Approach to recruitment remuneration
The remuneration package for a new executive director would be set in accordance with the terms of the company's approved remuneration policy in force at the time of appointment.
In addition, the committee may offer additional cash and/or share-based elements (on a one-time basis or ongoing) when it considers these to be in the best interests of the company (and therefore shareholders). Any such payments would be limited to a reasonable estimate of value of remuneration lost when leaving the former employer and would reflect the delivery mechanism (i.e. cash and/or share-based), time horizons and whether performance requirements are attached to that remuneration. Shareholders will be informed of any such payments at the time of appointment.
Maximum level of variable pay
The maximum initial level of long-term incentives which may be awarded to a new executive director will be limited to the maximum Long Term Plan limit of 200 per cent of salary. Therefore, the maximum initial level of overall variable pay that may be offered will be 330 per cent of salary (i.e. 130 per cent annual bonus plus 200 per cent Long Term Plan). These limits are in addition to the value of any buy-out arrangements which are governed by the policy above.
In the case of an internal appointment, any variable pay element awarded in respect of the prior role would be allowed to pay out according to its terms, adjusted as relevant to take into account the appointment. In addition, any other previously awarded entitlements would continue and be disclosed in the next annual report on remuneration.
Base salary and relocation expenses
The committee has the flexibility to set the salary of a new appointment at a discount to the market level initially, with a series of planned increases implemented over the following few years to bring the salary to the appropriate market position, subject to individual performance in the role.
For external and internal appointments, the committee may agree that the company will meet certain relocation expenses as appropriate.
Appointment of non-executive directors
For the appointment of a new Chairman or non-executive director, the fee arrangement would be set in accordance with the approved remuneration policy in force at that time. Non-executive directors' fees are set by a separate committee of the board; the Chairman's fees are set by the remuneration committee.

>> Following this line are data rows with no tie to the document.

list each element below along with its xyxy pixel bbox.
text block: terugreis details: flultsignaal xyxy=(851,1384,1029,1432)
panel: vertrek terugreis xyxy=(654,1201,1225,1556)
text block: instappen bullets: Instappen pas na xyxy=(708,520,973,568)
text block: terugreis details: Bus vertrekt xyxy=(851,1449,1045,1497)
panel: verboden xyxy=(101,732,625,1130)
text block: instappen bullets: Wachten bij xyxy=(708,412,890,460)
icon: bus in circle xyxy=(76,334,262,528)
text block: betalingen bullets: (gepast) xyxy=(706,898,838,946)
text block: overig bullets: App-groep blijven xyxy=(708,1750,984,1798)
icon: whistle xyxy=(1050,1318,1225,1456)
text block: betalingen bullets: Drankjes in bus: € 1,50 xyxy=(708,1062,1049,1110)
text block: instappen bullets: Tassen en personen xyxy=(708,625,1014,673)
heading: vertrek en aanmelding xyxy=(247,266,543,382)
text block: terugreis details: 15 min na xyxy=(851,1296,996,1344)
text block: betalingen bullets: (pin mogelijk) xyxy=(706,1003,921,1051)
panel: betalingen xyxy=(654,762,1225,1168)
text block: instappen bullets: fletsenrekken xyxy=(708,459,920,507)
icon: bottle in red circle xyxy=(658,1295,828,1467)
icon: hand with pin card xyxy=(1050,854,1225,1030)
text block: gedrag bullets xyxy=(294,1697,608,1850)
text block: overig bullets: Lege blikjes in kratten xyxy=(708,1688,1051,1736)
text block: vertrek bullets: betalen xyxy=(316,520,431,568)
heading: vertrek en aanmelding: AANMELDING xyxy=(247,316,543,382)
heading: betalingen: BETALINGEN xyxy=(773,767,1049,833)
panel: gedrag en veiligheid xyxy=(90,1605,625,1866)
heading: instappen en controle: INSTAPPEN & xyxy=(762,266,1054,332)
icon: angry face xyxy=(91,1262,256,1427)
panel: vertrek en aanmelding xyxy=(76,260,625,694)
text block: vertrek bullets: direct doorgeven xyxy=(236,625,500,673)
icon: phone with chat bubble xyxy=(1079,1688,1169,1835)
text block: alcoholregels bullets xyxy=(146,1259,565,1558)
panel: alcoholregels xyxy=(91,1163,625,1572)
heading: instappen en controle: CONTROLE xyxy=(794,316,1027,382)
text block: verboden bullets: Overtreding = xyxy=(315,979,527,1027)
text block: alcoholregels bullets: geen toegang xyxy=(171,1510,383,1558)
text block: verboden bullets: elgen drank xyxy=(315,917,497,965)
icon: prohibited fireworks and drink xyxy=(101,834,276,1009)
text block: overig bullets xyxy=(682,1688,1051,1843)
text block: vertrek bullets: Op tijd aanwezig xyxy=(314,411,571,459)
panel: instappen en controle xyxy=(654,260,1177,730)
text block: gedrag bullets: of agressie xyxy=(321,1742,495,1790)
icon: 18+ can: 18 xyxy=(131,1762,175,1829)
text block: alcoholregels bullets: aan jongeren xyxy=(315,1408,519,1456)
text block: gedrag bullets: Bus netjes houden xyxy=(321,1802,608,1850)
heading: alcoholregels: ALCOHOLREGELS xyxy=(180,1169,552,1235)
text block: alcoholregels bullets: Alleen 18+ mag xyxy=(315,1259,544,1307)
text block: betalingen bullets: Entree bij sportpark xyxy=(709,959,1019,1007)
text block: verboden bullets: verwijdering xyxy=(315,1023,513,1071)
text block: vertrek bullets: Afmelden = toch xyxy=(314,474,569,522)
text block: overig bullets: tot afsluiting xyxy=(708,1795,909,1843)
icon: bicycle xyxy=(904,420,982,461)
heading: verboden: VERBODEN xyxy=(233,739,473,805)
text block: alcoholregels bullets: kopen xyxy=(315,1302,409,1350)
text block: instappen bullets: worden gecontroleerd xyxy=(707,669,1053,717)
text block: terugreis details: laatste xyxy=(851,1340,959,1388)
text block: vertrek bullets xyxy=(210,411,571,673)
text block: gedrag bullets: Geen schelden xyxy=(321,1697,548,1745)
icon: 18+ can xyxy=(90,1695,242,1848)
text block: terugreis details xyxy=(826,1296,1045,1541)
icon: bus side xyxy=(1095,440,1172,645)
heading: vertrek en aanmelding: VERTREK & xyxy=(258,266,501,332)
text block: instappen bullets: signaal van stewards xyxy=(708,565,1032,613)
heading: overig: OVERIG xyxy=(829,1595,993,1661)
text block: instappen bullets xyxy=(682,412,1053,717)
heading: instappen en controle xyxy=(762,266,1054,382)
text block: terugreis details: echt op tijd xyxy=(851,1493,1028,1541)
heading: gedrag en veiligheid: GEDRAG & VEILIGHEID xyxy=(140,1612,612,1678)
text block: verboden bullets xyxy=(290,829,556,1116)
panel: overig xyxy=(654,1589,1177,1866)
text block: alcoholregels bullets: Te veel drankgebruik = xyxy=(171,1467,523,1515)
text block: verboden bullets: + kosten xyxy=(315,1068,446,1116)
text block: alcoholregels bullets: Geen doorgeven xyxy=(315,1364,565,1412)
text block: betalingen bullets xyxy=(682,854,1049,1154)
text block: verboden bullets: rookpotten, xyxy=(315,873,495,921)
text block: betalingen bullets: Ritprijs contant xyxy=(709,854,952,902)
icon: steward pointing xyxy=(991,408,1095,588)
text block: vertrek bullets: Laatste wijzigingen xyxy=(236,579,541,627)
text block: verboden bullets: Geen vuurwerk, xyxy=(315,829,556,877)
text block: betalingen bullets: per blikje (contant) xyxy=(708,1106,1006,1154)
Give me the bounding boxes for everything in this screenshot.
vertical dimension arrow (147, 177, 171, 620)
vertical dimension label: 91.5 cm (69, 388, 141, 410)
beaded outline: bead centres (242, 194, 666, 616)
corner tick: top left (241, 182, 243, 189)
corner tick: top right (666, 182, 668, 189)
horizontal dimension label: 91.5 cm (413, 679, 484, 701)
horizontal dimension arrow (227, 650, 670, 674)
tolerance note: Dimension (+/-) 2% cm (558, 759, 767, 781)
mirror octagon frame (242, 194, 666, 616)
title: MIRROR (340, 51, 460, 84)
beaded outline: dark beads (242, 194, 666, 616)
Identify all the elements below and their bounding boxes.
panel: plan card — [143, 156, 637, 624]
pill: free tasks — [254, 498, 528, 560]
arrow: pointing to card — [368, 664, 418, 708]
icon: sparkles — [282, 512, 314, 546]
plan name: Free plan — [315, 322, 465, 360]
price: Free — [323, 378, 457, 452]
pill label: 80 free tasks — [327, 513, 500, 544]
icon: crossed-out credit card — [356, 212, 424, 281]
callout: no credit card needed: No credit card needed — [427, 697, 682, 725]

Payment for loss of office
The circumstances of the termination (taking into account the individual's performance) and an individual's duty and opportunity to mitigate losses are taken into account in every case. Our policy is to stop or reduce compensatory payments to former executive directors to the extent that they receive remuneration from other employment during the compensation period. A robust line on reducing compensation is applied and payments to departing employees may be phased in order to mitigate loss. A full version of the policy can be found in the Annual Report and Financial Statements for the year ended 31 March 2014.